After some back-of-the-envelope calculations, though, it appears that our impression has some basis in fact. An MIT study attempts to make a case for increased library space at that school, comparing the amount of space available to that of other universities and finding the good old Institute lacking. Chicago is indeed close to the top of the list, with 75 library square feet per student. MIT is at the bottom with about 23 (although at least its compact urban campus ensures that all of its libraries are within a few blocks of each other.) Of course, most of the universities compared in the study are medium-size private schools. It’s difficult to get statistics on a lot of places, but Berkeley, with 32,814 students, has 625,103 of what they call “assignable square feet” of library space; using their estimate of 0.79 assignable square feet per gross square foot, that’s about 24 library square feet per student.

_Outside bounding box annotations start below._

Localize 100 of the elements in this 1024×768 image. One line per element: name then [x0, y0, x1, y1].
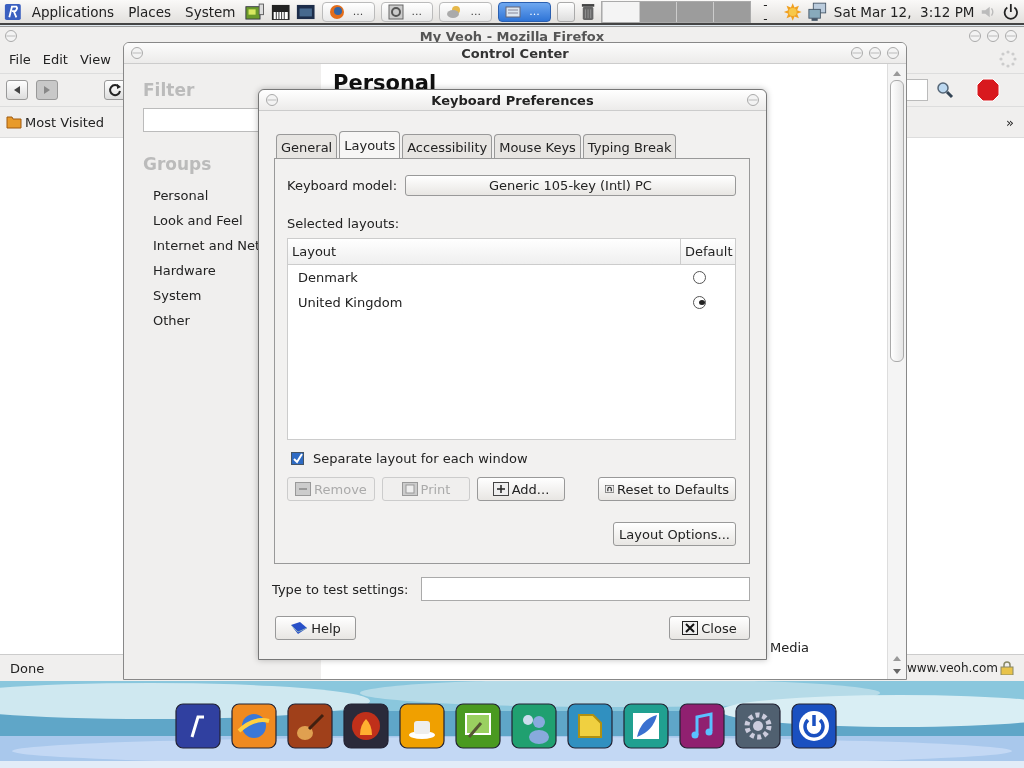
workspace-cell[interactable] [639, 1, 677, 22]
workspace-cell[interactable] [602, 1, 640, 22]
group-item[interactable]: Other [143, 309, 190, 334]
menu-item[interactable]: Applications [27, 3, 119, 20]
overflow-button[interactable]: » [1006, 114, 1018, 130]
settings-item[interactable]: Media [770, 640, 810, 655]
bookmark-item[interactable]: Most Visited [6, 114, 105, 130]
reload-button[interactable] [104, 80, 126, 100]
column-header[interactable]: Default [680, 239, 735, 264]
search-icon [936, 81, 954, 99]
window-menu-button[interactable] [130, 46, 146, 60]
table-cell-text: United Kingdom [297, 295, 403, 310]
column-header[interactable]: Layout [288, 239, 680, 264]
menu-item[interactable]: Edit [39, 51, 71, 67]
show-desktop-button[interactable] [557, 1, 576, 22]
menu-item[interactable]: System [181, 3, 240, 20]
forward-button[interactable] [36, 80, 58, 100]
throbber-icon [998, 49, 1018, 69]
left-arrow-icon [13, 86, 21, 94]
reload-icon [605, 482, 615, 496]
group-item[interactable]: System [143, 284, 202, 309]
power-icon[interactable] [791, 703, 837, 749]
close-button[interactable]: Close [669, 616, 750, 640]
down-arrow-icon [893, 667, 901, 675]
taskbar-button[interactable]: ... [439, 1, 493, 22]
checkbox[interactable] [291, 452, 304, 465]
workspace-switcher[interactable] [601, 0, 752, 23]
status-text: Done [10, 660, 45, 676]
radio-button[interactable] [693, 271, 706, 284]
feather-icon[interactable] [623, 703, 669, 749]
gear-icon [387, 3, 404, 20]
field-label: Selected layouts: [287, 216, 400, 231]
x-icon [682, 621, 699, 635]
tab[interactable]: Layouts [339, 131, 401, 158]
clock[interactable]: Sat Mar 12, 3:12 PM [833, 3, 975, 20]
field-label: Type to test settings: [272, 581, 409, 597]
tab[interactable]: General [276, 134, 338, 158]
globe-icon[interactable] [231, 703, 277, 749]
url-text: www.veoh.com [906, 661, 998, 675]
scrollbar[interactable] [887, 64, 906, 679]
menu-item[interactable]: File [6, 51, 34, 67]
menu-item[interactable]: View [76, 51, 114, 67]
maximize-button[interactable] [986, 29, 1000, 43]
tab[interactable]: Typing Break [582, 134, 677, 158]
globe-icon [328, 3, 345, 20]
taskbar-button[interactable]: ... [498, 1, 552, 22]
checkbox-label: Separate layout for each window [313, 451, 528, 466]
minus-icon [295, 482, 312, 496]
right-arrow-icon [43, 86, 51, 94]
printer-icon [401, 482, 418, 496]
group-item[interactable]: Hardware [143, 259, 216, 284]
stop-sign-icon[interactable] [976, 78, 1000, 102]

So where does Michigan fit in? The U of M libraries page claims 582,981 square feet of library, if you count the remote Buhr Shelving Facility, which works out to…14.8 square feet per student. We’d write more, but we keep elbowing people.

Do-It-Yourself Rentals

Monday, September 19th, 2005

The News finally profiles some students they approve of: a group of housemates who love their Old Fourth Ward rental so much that they’re positively thrilled to do their landlord’s work by completing various major construction projects on it. We hope they’re getting some kind of discount on the rent.

“Finding a local landlord was important; they’d all heard horror stories from other students about renting from management companies,” the News says. Having once lived about two houses away from them in a house owned by a local landlord, our experience was a little different, but maybe things would have turned out better if only we’d had some carpentry skills, and some machine repair skills, and some plumbing skills.